Soon the operators of British Columbia's 5,000 cranes will need to be certified before they begin any work activities. On July 1, 2007, WorkSafeBC, the provincial regulatory authority with respect to occupational health and safety in the region, will begin enforcing regulation requiring all operators of boom, tower, and mobile cranes in B.C. to hold a certificate proving competency. The regulation, proclaimed January 1, 2007, gives current and new operators six months to move through the assessment process. Until this regulation, there was no common standard on which to base a decision about which piece of equipment an operator was qualified to use.

The regulation applies to all crane operators and defines the competencies required to move through three levels of certification.
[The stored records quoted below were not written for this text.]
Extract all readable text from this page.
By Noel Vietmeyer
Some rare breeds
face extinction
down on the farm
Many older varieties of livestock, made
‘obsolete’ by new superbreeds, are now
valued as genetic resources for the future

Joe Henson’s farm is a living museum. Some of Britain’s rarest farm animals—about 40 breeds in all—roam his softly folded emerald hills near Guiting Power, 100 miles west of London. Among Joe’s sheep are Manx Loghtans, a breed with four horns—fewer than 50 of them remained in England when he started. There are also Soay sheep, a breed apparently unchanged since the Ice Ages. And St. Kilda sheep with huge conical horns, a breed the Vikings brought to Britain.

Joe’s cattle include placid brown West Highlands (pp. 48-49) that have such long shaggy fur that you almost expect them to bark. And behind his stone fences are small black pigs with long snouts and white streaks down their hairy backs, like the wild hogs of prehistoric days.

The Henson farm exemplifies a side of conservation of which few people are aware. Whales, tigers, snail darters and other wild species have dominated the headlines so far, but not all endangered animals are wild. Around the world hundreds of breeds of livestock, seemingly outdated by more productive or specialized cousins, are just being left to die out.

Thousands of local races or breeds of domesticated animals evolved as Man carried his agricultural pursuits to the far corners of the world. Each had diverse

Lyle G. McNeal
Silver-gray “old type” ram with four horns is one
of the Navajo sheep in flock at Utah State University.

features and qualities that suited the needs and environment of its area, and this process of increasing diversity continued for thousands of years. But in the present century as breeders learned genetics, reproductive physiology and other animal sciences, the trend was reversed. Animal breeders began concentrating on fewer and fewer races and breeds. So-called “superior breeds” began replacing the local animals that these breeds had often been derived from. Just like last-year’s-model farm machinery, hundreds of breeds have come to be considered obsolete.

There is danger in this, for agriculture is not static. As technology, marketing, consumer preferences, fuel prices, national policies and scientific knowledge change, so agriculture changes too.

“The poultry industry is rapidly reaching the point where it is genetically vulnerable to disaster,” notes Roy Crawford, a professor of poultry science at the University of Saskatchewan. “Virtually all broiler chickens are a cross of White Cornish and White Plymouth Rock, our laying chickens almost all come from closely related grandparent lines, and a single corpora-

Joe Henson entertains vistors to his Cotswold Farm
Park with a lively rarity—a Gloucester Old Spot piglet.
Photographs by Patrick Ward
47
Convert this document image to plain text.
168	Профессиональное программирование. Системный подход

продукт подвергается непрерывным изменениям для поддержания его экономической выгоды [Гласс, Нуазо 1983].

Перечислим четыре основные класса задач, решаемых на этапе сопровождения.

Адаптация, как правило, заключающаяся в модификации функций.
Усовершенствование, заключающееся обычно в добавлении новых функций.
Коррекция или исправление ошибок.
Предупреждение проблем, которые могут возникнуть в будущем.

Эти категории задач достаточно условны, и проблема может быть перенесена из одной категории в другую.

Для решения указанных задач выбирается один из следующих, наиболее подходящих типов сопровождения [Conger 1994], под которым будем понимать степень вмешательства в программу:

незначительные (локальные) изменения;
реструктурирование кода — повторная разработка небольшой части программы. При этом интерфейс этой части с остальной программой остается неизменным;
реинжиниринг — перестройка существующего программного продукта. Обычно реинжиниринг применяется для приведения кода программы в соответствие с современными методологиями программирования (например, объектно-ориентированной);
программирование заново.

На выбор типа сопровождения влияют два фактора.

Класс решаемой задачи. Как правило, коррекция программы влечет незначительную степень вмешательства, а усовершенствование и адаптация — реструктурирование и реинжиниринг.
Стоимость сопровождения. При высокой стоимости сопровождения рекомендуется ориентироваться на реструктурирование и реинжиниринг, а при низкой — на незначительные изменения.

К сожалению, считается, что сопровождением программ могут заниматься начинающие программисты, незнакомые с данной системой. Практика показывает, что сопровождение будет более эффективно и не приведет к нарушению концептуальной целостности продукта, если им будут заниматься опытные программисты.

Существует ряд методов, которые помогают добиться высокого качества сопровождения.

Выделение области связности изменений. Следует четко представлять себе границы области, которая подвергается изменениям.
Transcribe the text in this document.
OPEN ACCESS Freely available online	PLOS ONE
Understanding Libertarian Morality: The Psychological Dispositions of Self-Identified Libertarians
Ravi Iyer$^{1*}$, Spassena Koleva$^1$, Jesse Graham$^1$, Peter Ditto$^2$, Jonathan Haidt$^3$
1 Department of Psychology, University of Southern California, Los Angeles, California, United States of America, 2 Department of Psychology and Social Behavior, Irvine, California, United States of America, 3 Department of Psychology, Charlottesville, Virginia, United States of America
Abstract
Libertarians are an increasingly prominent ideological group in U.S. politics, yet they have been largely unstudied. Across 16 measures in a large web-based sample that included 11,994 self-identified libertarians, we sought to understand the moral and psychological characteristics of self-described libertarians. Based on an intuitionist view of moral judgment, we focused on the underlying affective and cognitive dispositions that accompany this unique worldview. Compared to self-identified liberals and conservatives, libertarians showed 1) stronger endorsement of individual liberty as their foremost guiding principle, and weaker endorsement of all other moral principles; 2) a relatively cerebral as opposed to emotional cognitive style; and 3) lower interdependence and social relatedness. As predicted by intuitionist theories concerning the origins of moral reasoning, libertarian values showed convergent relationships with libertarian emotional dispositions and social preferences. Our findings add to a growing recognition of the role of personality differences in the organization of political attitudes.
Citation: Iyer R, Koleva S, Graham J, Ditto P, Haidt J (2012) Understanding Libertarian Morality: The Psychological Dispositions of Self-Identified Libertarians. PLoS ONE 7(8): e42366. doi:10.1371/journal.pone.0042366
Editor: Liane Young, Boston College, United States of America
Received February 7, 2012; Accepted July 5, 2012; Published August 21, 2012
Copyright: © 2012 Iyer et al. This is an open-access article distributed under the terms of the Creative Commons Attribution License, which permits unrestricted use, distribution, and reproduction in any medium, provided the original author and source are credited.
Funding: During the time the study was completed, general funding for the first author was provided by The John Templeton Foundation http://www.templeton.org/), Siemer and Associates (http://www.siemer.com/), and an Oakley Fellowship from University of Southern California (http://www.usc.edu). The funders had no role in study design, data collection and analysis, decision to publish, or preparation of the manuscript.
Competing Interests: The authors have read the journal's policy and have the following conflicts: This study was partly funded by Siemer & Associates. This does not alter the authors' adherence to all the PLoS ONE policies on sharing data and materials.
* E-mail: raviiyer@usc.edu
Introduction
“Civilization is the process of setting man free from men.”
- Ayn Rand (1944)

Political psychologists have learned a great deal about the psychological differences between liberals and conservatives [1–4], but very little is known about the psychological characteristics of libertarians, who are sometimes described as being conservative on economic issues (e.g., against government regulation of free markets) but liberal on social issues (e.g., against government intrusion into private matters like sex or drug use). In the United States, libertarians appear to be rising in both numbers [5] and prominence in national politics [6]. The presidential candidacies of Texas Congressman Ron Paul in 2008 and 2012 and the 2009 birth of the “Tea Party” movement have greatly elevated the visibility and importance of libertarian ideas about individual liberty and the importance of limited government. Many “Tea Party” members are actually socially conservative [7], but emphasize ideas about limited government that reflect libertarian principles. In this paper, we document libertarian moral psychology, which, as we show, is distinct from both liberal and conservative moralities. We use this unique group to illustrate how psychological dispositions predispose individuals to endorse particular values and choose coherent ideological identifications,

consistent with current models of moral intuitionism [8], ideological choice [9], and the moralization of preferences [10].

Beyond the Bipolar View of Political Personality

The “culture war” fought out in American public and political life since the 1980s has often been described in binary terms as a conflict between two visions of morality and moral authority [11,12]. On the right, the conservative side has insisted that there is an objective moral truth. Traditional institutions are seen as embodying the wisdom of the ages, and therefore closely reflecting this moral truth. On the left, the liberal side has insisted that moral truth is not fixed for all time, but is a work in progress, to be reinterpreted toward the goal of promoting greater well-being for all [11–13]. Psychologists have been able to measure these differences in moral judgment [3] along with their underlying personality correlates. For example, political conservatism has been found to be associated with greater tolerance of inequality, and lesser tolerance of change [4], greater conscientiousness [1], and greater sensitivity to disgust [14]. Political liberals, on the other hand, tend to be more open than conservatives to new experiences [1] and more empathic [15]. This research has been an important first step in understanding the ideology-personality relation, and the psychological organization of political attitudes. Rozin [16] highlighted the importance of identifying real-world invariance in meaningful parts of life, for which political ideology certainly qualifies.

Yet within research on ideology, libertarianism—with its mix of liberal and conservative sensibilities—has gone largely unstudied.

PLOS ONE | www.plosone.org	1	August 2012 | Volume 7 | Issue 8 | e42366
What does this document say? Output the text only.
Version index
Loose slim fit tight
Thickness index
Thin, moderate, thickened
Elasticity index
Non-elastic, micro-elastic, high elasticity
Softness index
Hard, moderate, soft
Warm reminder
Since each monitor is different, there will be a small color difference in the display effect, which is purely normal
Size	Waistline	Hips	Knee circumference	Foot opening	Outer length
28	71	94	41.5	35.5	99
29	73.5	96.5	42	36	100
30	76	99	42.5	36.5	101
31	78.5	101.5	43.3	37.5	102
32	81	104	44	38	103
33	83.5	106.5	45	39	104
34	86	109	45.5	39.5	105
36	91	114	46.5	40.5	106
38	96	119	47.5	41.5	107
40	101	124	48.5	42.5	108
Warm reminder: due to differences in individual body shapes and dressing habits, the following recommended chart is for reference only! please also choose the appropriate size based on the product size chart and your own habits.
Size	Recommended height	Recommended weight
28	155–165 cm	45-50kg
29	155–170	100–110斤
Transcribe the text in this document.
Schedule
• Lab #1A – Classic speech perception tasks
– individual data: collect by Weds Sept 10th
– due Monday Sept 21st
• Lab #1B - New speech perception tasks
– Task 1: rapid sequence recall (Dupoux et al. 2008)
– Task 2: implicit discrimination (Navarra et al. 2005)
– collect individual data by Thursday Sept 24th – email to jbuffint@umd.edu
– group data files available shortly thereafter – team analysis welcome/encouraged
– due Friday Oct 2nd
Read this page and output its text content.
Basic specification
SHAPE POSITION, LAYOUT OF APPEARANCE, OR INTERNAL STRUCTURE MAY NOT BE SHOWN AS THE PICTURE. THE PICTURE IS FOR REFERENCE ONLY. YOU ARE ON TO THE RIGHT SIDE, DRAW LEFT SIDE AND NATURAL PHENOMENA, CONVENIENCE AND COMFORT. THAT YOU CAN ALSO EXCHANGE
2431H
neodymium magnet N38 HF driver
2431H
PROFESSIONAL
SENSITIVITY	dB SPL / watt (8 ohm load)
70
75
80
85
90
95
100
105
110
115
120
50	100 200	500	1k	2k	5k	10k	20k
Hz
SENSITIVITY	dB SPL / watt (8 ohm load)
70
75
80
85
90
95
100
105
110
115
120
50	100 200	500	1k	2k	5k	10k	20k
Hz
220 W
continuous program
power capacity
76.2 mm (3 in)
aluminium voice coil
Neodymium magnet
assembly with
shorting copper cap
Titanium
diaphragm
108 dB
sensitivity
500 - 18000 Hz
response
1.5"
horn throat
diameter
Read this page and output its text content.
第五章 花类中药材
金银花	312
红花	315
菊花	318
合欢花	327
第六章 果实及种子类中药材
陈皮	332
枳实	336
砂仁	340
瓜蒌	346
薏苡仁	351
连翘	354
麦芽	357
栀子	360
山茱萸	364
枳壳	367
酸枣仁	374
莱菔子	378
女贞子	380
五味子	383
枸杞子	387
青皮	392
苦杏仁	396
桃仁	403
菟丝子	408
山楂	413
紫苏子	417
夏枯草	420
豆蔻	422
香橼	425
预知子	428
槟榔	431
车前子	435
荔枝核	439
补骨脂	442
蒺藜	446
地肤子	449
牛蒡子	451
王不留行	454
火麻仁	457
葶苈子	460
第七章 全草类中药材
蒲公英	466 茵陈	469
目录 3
Each level would give clarity to the types of equipment people are qualified to operate at any given point in time. Operators, as they are able to prove competencies, will be able to move through the levels.

Speaking at the announcement in Prince George, the Honorable Olga Ilich, Minister of Labor and Citizens' Services said, “Employers and labor fully support this regulation, because it means that everyone who works around cranes will know that the operator is fully qualified, making for a safer workplace.”

Regulations for crane operator training in B.C. were significantly stepped up in 1998, when WorkSafeBC, known then as the Worker's Compensation Board (WCB) of British Columbia, released a major revision to their Occupational Health & Safety Regulation within which the requirements for crane operator training were detailed. “At the time, the relative regulation (14.34(3)) included a requirement by which operators had to serve an apprenticeship and receive a trade qualification to operate a crane as was, and is, the case in Alberta and Ontario,” said Robert Vetter. Vetter is the technical director of IVES Training Group and is a crane safety professional who has served in the Canadian and US OSH industry for 23 years. “The regulation was subsequently repealed and alternative wording given that basically stated crane operators had to be trained but that it was the employers choice as to how that got done.”

Fraser Cocks, executive director of the B.C .Association for Crane Safety (BCACS) said, “We have worked extensively with crane industry stakeholders and we firmly believe we have developed a progressive, industry supported model and system for crane operators in B.C.”

The BCACS, the organization that developed the operator qualification program, was formed to provide leadership for health and safety development within the crane hoisting industry and has representation on its Board of Directors from industry, labor and business associations. It will also promote the industry to prospective operators and serve as an advisory body on regulatory matters.

Discussions are ongoing between the BCACS, Alberta, and Ontario and industry stakeholders to harmonize qualification standards to enhance operator mobility.